И внезапно я все понял совершенно четко. Не нужно даже было идти в соответствующий отдел министерства, чтобы убедиться: Хорста Гюссе искали агенты министерства по заявлению Сары Абелесовой, рожденной в 1922-м в К. Потому что я это знал. Потому что это и есть тот миф, то правдоподобие, которое своей правдой уже превышает детективную подкладку моих воспоминаний.
Но, пожалуй, в дедуктивной цепочке не хватает еще одного звена. Это звено – топография местечка К. и разговор, который старуха Риттенбахова вела с моей матерью в 1939 году, в первый год войны, после полуночной мессы.
Пан Гуса, когда превратился в герра Гюссе и вместо темно-серого двубортного костюма стал носить черные бриджи, перебрался в виллу пана Абелеса, выселив прежнего владельца в пустовавший домик в дальнем углу большого сада, окружавшего виллу; позже пан Абелес с семьей был переселен в старую еврейскую школу, а еше позже – в гетто терезинской крепости.
И в том вот садовом домике родился у Сары Абелесовой в феврале 1940 года сын Авраам, что стало для местечка своего рода сенсацией. Молодые еврейки о детях тогда уже не помышляли, ибо даже с легальной позиции это было сомнительным. Размножение расы, обреченной на уничтожение, – соответствующие законные мероприятия, думаю, были придуманы или же изобретались, так что хирургическое вмешательство в этом случае едва ли считалось бы наказуемым деянием. Но Сара Абелесова все же родила ребенка, сына Авраама; наверное, с этим именем связывалась какая-то отчаянная надежда, ибо с этого патриарха началось размножение колена Израилева.
Вы поняли?
Когда мы в тот год морозной и ветреной ночью шли из костела, я слышал обрывки разговора, который вела моя мать со старой пани Риттенбаховой.
– Он не мошет это так оставить, милостпани, – театральным шепотом говорила старуха. – Я фам говорю, что должен быть наказаний. А мы фее долшен стать помощник этот наказаний, фрау диришер; если не так, мы не мошет смотреть Ефо глаза…
Вот как это было. Едва увидел свет этого света Хорст Гюссе, 10.02.1940, как в тот же свет вошел, почти одновременно, Авраам Абелес.
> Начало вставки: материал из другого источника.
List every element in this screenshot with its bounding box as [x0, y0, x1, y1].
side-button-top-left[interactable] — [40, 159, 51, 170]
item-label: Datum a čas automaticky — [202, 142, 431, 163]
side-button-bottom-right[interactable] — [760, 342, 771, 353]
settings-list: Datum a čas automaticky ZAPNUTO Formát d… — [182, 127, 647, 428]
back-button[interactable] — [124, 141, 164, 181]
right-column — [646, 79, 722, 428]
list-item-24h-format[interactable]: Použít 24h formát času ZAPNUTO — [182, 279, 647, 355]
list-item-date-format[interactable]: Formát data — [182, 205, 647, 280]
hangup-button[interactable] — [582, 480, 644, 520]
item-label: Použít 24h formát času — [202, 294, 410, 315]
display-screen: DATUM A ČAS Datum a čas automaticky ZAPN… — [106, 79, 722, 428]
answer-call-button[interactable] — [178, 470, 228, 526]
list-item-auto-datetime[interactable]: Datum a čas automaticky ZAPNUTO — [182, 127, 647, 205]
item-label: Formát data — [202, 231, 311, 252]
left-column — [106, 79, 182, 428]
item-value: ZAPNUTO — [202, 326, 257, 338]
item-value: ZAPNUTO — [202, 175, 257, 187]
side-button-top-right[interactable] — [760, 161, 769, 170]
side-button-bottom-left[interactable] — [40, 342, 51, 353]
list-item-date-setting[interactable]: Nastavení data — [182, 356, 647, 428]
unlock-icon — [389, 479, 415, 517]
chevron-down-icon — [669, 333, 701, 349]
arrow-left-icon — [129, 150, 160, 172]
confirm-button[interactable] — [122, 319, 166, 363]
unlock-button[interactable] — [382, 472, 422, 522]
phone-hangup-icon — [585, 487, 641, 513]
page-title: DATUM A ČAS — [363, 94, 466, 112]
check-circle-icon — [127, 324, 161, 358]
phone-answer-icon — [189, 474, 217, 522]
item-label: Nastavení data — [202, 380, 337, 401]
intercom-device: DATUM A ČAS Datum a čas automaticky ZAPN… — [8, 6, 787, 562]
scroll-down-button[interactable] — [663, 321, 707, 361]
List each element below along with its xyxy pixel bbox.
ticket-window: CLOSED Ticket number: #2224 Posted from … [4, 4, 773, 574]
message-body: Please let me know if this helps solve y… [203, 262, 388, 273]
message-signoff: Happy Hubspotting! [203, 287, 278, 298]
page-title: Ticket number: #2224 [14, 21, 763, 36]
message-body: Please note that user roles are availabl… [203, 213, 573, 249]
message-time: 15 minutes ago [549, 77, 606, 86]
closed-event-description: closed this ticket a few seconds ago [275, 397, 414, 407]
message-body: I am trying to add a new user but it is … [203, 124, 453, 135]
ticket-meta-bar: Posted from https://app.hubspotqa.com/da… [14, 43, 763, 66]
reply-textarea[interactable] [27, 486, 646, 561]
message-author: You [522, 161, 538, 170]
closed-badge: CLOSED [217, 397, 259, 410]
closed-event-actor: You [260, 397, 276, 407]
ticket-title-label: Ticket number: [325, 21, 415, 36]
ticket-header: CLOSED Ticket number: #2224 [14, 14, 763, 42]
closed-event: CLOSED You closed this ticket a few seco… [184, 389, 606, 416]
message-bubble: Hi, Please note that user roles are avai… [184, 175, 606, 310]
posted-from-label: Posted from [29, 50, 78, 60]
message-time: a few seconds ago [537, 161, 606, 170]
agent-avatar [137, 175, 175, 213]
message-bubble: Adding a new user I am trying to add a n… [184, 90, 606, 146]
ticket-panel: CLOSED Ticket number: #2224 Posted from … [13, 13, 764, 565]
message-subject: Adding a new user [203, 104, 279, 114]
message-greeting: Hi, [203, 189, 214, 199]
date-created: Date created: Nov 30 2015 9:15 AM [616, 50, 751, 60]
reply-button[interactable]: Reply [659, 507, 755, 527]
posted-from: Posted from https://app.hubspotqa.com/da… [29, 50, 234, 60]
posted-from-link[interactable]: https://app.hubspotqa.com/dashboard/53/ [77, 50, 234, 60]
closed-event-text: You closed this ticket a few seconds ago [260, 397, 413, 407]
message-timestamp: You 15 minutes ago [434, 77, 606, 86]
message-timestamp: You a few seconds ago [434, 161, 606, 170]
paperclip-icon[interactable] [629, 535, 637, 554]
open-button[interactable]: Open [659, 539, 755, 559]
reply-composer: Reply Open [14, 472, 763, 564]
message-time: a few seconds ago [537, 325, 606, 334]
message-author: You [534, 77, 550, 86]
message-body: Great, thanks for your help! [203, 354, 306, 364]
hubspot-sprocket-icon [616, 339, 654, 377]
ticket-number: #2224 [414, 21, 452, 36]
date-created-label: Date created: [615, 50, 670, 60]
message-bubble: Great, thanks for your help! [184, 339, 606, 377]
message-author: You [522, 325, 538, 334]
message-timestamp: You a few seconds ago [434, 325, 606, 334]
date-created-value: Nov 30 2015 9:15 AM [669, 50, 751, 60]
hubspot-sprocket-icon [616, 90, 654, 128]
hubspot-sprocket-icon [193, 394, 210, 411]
В те времена женщины рожали дома. Вечер, потом темная ночь, тьма в саду. Новорожденные все одинаковы, поэтому и лепят сейчас им на попку лейкопластырь с именем или номером; но тогда женщины рожали индивидуально, каждая в своем одиночестве.
Так что совершить это было очень просто; старуха Риттенбахова исполнила свое малое деяние, каким хотела помочь Господу Богу. Сложнее было придумать и решиться. Это единственный момент во всей истории, который я не могу себе представить; не знаю, что думала Сара, как она себе все представляла, как убеждала себя, что ей так будет легче, что даже придет удовлетворение, сладость мести, когда у нее, где-то в неведомых еще краях ужаса, отнимут ребенка, и он станет частичкой огромного плана со страшным официальным названием «Окончательное решение», endlцsung, или как они там это назовут. И как ее собственный ребенок превратится в совершенно иного человека, но будет, по крайней мере, жить; кукушонок, который никогда не узнает своей матери…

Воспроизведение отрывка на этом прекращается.